There is a tide in the affairs of men which, taken at the flood, leads on to fortune (W. Shakespeare). If I might paraphrase to fit my more lowly endeavor, there is a moment in a boy's sexual stimulation, as in the slog to the top of a snowy hill with a sled in tow, when the crest is reached there is no turning back. Down the vertiginous slope he must go, ready or not, and damn the consequences.

I resumed my digital stimulation, and at this point it was undeniable that the flexing of the muscles in my forearm was being transmitted to Mrs. Tindall's right thigh. I knew it, and I knew she knew it because she began to bob her knee--ever so slightly--up and down against my thigh. She seemed to be ever more intent on the worksheet in front of her on the desk, and as my vision flickered in and out of focus, just before the familiar momentary blackout, I saw she was scribbling something on the sheet in what seemed a very determined manner.

The flood came, inexorably, and the surging hot flush soaked my waistband and coated my pelvis as though a well-drilling rig had finally struck an ancient aquifer deep below the surface.
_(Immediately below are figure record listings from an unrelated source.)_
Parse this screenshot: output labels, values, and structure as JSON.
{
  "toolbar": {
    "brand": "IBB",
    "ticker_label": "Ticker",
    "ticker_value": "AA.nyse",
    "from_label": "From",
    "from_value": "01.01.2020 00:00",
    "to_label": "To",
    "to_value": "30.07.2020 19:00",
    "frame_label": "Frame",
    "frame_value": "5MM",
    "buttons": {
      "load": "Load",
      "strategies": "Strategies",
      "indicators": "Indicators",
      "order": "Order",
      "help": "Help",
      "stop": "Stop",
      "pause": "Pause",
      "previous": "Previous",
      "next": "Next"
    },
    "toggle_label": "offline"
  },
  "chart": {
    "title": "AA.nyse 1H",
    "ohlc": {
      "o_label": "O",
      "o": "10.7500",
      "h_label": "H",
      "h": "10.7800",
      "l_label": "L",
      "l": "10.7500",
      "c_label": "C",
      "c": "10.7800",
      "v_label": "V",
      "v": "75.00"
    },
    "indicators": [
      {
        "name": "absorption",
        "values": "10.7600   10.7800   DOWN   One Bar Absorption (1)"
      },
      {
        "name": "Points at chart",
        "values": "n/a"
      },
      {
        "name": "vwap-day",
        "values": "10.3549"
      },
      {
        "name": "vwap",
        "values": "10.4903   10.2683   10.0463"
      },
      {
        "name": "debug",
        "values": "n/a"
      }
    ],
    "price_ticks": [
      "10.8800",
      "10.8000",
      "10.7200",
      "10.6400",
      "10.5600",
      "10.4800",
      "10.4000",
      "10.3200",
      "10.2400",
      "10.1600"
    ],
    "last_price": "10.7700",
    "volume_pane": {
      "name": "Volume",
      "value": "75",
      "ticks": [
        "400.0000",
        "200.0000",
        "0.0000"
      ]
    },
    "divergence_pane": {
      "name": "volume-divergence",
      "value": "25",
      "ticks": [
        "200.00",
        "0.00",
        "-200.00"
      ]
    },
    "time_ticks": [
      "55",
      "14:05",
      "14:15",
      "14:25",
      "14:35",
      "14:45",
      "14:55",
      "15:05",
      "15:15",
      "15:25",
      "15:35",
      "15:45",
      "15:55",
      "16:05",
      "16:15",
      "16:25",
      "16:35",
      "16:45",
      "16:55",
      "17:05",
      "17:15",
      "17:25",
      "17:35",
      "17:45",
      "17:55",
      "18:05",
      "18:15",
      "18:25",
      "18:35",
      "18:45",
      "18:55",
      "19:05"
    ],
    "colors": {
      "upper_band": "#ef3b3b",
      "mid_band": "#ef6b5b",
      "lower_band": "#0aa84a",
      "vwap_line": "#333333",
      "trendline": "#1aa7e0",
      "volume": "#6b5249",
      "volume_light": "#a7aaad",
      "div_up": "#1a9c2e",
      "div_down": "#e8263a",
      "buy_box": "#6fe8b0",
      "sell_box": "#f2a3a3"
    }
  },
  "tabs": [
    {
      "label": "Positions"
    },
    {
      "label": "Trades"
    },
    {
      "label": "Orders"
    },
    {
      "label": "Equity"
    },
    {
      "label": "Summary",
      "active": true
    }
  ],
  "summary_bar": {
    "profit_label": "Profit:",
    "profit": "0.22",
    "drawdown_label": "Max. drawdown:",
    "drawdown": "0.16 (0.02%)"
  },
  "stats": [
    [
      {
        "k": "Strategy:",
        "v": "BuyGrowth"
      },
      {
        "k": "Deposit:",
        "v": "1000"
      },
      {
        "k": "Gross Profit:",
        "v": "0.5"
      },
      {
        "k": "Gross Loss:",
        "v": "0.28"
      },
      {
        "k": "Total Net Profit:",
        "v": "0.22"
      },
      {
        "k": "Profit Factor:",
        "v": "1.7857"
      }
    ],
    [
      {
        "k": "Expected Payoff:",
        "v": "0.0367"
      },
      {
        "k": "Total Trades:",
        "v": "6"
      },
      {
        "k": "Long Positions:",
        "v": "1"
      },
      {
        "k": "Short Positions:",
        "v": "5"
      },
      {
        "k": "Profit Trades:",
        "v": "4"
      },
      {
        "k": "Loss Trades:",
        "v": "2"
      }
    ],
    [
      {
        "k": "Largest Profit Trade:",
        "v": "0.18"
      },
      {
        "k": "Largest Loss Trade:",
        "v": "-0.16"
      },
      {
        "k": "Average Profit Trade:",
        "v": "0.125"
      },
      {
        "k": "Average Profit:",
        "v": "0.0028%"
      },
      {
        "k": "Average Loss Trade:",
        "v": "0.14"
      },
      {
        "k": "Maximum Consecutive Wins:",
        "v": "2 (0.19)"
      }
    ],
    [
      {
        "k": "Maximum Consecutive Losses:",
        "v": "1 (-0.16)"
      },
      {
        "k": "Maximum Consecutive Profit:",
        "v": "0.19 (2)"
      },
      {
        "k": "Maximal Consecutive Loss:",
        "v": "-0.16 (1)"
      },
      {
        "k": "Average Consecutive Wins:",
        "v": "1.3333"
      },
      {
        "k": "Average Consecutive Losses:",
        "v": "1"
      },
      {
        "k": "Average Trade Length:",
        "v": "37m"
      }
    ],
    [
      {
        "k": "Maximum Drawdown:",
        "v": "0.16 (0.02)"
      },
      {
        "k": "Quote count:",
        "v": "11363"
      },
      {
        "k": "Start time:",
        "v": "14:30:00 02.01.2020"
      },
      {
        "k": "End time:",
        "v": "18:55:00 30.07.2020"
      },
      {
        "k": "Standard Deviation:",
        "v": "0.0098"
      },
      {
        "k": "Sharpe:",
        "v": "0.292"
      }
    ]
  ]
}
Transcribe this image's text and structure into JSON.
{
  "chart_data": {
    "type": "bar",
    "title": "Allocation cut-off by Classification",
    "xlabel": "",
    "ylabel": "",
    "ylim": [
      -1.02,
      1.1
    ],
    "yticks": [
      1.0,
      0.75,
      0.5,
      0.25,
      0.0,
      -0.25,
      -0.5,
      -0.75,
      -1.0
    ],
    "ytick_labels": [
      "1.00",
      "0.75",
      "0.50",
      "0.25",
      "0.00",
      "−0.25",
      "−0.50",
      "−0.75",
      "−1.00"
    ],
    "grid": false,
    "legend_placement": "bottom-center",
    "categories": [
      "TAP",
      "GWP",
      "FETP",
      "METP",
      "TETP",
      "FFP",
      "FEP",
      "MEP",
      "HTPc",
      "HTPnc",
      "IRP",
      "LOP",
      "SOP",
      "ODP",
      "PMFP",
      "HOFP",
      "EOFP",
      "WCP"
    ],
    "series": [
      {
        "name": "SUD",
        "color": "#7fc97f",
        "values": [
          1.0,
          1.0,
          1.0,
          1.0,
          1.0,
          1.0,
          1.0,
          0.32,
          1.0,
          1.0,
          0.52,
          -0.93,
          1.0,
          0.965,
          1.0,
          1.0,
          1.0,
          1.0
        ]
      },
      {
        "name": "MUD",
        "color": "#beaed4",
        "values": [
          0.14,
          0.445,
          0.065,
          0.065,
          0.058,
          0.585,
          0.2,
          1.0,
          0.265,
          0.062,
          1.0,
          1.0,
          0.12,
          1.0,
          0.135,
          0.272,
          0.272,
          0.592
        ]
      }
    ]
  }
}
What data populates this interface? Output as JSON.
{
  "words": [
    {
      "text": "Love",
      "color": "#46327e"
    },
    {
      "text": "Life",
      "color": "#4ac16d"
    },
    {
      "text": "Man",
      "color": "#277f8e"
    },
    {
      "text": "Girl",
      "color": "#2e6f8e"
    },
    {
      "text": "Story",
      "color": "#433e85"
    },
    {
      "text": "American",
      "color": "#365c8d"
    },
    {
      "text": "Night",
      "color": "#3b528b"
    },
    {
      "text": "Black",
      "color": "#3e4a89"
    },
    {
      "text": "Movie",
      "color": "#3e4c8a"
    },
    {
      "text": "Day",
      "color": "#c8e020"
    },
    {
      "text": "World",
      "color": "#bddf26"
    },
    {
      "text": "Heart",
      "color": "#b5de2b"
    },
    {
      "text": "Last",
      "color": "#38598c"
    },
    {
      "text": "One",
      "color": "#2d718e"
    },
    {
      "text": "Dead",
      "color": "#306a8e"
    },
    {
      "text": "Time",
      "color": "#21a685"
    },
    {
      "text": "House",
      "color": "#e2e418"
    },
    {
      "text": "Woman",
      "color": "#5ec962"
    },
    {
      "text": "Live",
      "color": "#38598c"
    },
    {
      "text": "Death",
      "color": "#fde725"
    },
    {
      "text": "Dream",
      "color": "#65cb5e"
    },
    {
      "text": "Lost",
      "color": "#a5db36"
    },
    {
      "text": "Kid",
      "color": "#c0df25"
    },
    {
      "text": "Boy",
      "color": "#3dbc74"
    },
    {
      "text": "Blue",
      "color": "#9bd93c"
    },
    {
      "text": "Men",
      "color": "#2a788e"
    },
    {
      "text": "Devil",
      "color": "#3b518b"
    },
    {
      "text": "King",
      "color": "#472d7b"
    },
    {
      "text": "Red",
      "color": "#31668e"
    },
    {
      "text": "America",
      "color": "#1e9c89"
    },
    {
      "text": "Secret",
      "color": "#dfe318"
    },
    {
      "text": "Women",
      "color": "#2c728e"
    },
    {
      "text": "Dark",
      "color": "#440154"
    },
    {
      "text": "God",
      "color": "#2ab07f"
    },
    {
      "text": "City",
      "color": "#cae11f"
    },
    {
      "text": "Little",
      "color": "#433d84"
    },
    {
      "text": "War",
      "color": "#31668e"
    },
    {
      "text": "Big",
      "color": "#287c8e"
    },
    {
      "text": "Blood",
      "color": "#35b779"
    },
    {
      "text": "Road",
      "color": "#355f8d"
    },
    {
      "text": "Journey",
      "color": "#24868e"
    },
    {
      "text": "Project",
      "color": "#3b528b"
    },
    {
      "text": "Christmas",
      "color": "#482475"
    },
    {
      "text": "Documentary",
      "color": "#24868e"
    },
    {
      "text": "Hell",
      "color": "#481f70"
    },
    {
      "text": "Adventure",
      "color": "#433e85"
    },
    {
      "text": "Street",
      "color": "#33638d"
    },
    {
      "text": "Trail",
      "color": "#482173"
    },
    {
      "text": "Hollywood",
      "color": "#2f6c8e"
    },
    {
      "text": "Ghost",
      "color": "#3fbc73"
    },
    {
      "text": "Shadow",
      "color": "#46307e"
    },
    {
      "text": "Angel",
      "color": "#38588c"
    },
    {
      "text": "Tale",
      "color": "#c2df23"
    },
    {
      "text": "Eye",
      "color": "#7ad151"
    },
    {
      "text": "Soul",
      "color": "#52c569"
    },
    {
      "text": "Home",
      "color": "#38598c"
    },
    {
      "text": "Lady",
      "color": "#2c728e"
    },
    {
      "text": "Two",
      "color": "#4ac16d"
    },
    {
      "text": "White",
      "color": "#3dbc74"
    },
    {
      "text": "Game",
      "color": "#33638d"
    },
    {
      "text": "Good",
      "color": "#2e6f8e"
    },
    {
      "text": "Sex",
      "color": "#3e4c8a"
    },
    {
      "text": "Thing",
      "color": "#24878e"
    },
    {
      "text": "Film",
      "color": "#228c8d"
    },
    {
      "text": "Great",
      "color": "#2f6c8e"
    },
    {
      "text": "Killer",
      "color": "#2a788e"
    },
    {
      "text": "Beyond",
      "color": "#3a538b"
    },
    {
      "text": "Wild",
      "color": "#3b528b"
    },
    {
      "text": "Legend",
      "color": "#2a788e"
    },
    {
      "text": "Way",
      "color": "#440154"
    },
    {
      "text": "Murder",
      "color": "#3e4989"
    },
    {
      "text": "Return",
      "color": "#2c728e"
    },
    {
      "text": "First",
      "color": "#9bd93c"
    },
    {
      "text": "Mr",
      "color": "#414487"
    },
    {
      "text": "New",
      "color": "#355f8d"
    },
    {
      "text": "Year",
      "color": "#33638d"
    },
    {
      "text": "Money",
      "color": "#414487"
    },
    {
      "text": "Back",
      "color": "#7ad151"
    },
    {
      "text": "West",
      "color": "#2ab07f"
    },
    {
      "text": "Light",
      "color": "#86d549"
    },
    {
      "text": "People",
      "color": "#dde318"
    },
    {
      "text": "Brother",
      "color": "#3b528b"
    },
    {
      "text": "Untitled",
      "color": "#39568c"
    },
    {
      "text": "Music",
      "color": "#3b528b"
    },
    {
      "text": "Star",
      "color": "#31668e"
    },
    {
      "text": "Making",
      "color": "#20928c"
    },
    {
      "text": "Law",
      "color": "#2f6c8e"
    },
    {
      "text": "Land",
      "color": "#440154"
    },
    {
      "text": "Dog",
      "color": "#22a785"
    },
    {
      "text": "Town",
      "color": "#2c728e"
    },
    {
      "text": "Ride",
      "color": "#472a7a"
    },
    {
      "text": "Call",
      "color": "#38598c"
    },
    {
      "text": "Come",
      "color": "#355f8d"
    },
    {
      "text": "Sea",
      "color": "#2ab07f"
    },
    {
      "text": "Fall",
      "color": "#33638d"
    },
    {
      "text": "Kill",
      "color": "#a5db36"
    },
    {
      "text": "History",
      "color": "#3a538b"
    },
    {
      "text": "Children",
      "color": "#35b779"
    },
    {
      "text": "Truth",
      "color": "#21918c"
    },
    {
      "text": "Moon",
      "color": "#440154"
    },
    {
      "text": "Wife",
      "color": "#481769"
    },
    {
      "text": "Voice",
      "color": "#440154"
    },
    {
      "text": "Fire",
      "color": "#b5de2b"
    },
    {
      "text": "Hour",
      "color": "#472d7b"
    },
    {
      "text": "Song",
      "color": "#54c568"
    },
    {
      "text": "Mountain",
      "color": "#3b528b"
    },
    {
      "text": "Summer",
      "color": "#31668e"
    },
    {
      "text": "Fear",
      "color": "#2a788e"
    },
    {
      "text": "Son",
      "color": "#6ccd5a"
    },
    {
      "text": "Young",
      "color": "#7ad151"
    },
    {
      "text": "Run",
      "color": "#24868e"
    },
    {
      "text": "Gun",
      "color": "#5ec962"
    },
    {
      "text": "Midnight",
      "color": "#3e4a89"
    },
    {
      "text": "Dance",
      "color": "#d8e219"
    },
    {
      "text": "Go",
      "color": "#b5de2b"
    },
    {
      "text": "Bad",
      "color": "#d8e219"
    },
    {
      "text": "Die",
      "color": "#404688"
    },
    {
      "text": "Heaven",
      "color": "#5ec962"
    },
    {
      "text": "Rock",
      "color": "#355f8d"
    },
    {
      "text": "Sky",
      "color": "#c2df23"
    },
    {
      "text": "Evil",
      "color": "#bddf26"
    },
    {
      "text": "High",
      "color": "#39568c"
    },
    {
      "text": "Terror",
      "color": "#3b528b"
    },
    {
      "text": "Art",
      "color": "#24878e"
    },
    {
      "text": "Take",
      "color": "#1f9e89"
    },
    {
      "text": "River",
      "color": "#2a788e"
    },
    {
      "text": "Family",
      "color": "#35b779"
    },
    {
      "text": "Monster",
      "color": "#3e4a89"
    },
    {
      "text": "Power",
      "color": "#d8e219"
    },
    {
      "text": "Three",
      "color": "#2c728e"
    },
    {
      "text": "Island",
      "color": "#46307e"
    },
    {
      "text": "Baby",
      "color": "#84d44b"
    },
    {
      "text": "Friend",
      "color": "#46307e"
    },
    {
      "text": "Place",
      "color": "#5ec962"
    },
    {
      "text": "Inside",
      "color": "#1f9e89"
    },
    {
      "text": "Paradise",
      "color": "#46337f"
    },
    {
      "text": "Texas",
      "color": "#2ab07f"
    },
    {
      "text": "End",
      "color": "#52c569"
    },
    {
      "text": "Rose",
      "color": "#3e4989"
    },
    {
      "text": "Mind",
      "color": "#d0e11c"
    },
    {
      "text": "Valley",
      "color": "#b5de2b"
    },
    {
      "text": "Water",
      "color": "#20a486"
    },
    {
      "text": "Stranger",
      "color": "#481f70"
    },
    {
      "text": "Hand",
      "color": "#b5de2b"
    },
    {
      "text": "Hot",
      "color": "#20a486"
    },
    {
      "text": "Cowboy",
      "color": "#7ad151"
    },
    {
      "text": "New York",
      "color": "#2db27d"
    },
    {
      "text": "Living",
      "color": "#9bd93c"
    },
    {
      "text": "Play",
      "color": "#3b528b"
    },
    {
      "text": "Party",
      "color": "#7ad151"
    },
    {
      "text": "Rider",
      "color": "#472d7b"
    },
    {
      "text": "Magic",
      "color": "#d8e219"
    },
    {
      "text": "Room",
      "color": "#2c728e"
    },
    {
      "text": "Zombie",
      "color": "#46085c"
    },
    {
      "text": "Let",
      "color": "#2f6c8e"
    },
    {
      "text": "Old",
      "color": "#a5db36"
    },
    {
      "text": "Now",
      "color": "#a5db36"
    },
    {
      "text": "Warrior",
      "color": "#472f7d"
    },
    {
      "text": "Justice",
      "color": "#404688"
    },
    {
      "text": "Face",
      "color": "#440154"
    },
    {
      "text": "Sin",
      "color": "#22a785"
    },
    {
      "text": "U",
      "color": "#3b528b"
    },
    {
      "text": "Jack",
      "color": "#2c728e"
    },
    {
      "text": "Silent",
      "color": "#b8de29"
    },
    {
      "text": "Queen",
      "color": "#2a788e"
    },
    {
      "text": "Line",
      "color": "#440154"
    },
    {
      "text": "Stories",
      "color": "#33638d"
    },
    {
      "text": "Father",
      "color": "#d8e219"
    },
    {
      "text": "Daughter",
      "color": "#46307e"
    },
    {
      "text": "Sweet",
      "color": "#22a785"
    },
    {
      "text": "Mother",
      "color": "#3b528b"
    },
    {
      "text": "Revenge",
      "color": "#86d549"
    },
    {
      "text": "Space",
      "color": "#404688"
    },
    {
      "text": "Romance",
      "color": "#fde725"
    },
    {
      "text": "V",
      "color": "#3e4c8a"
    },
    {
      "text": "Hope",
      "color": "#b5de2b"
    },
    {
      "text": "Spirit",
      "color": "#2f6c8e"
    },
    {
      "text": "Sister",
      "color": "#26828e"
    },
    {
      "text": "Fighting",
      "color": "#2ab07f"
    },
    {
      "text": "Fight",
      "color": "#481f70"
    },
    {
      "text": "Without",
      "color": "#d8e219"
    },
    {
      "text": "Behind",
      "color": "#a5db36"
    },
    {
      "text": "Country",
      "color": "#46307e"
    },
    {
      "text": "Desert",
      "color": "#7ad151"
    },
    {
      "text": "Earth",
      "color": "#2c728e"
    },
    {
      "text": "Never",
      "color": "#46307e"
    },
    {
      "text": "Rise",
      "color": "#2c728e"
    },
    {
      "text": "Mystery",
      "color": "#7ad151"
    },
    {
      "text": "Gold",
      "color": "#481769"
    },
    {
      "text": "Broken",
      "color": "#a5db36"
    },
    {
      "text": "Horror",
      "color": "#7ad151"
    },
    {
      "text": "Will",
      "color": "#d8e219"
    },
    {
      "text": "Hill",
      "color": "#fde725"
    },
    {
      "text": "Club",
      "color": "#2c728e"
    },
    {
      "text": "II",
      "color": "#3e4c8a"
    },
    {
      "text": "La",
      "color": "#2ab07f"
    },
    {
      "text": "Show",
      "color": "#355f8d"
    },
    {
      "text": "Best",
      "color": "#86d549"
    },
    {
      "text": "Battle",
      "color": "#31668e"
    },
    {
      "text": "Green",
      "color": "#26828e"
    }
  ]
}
After what felt like minutes but could only have been a matter of seconds, Mrs. Tindall said, "Hmmph," and stood up. "A little sloppy, perhaps, but you've grasped the logic." And she moved on up the aisle towards the front of the class without once looking back.

In a stupor, I reached for the worksheet on the desk. She'd made a series of red checkmarks down the right-hand side of the paper, where I'd introduced relevant trigonometric identities to make my case that sine-squared something or other equaled the inverse tangent of some other combination of variables, about which no one but Mrs. Tindall would ever give the slightest damn. There were four or five pages of this, and at the bottom of the final page I noticed she'd written in thickly applied ink, "EXCELLENT," all in capital letters, and she'd underlined the word in even heavier strokes of her pen, not once or twice, but four, five, and six times; deep, red, bold strokes of emphasis, acknowledging my achievement.